Game-o-Matic is a proposal, in the form of a system, for a radical vision of media creation: making media by specifying what it is about.

When using most video game creation tools, you start by specifying spaces, objects, and behaviors. Tools aimed at novices make this process easy — for example, making it possible to drag and drop common behaviors (collision, navigation) onto objects. But the process of making a game begins with constructing the elements that will eventually appear in the final product. Obviously, at some time before this, you need to have figured out how your ideas for the game's topic will translate into largely-spatial behaviors and structures.

In Game-o-Matic, instead, the first stage is to tell the system what play will be about. Then you never need to construct spaces and objects. The system itself produces a wide range of proposals for possible games that might communicate, through play, the situation you specify. You browse through them and tweak them — perhaps replacing their abstract shapes with specific images. This can be remarkably successful, but it can also result in nonsense. It's up to the human author to separate Game-o-Matic's successful design leaps from its total misunderstandings.

Our attempt to go further was led by EIS students Adam Summerville and Joseph C Osborn, with EIS post-doc Chris Martens, Sarah Harmon from Arnav Jhala's lab, and Jill Denner and her collaborators at ETR Associates.

It began with prototyping small minigames about climate change and looking for a way to represent them with more rigor than Game-o-Matic's ad hoc approach. We looked at the most popular approach (VGDL) and found some aspects of our hand-authored prototypes were impossible to represent, while others were awkward. So we developed a new game representation language called Cygnus. We also developed a framework (on top of the Phaser game engine) for automatically translating Cygnus games for play on web pages.

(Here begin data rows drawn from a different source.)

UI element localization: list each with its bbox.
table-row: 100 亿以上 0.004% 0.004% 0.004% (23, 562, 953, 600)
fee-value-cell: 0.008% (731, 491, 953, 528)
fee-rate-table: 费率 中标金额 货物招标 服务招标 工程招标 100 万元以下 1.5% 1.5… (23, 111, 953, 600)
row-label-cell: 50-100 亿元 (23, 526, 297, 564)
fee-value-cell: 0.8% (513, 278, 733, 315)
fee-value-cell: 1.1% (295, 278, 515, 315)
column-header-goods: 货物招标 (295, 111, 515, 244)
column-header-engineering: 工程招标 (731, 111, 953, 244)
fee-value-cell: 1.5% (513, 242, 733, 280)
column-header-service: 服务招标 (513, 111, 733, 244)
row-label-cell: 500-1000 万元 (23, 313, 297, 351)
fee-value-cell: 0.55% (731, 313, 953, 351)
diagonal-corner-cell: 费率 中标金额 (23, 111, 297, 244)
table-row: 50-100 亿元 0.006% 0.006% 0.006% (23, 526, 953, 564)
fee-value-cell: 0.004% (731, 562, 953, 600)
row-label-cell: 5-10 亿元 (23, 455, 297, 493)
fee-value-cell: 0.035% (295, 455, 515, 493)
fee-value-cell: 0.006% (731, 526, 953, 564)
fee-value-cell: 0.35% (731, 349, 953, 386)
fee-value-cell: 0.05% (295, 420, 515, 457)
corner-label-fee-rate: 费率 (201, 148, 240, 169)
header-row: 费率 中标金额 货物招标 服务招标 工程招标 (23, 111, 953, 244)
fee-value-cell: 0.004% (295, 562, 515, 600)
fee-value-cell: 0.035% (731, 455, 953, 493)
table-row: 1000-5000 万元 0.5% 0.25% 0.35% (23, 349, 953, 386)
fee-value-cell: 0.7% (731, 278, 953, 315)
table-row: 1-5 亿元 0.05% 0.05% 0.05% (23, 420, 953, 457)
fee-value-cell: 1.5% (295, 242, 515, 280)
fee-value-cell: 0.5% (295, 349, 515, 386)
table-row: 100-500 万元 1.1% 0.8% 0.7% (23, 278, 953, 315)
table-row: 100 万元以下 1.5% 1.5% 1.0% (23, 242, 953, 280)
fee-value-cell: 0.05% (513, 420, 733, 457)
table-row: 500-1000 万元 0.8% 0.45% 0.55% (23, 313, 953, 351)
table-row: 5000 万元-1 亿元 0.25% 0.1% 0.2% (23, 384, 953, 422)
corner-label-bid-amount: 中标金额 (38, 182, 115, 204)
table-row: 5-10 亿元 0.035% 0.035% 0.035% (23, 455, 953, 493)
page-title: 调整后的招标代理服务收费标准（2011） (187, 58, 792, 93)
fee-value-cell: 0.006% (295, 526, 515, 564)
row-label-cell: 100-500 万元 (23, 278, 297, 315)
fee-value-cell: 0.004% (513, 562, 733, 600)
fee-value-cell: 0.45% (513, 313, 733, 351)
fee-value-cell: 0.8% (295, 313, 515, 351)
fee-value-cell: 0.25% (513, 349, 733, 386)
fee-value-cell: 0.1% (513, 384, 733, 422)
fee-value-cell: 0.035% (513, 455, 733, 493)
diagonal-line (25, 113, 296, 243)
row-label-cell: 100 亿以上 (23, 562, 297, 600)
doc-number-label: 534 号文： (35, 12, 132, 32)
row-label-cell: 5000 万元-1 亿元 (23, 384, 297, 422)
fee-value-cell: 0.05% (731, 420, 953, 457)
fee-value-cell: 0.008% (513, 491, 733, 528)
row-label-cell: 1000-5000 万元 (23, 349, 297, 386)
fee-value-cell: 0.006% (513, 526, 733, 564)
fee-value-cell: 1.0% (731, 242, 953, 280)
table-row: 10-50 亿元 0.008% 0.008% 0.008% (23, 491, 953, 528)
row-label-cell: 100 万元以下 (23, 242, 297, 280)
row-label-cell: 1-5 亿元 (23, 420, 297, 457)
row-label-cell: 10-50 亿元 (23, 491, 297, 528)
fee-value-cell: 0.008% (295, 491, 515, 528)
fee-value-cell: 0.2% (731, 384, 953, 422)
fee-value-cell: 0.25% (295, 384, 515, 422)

From there, we developed a system that can use the Cygnus representation to reason about games. This system, called Gemini, can automatically interpret games to understand, for example, what actions players are likely to take and what conclusions they are likely to draw about ideas presented in the game. The system can then be run in the "opposite direction" (because it is specified logically, using Answer Set Programming) to create candidate games to express a particular design intent.

Our publications include a journal article about how the Gemini system performs its automatic game interpretation, in IEEE Transactions on Games, and three years of publications at the Artificial Intelligence and Interactive Digital Entertainment conference — on Gemini's game generation (with Ben Samuel); on the evaluation approach we developed for Gemini, its results, and lessons for future system development (with Barrett Anderson); and on a game authoring system for naive users, built on top of the Gemini technology with funding from CITRIS (led by Max Kreminski and Melanie Dickinson).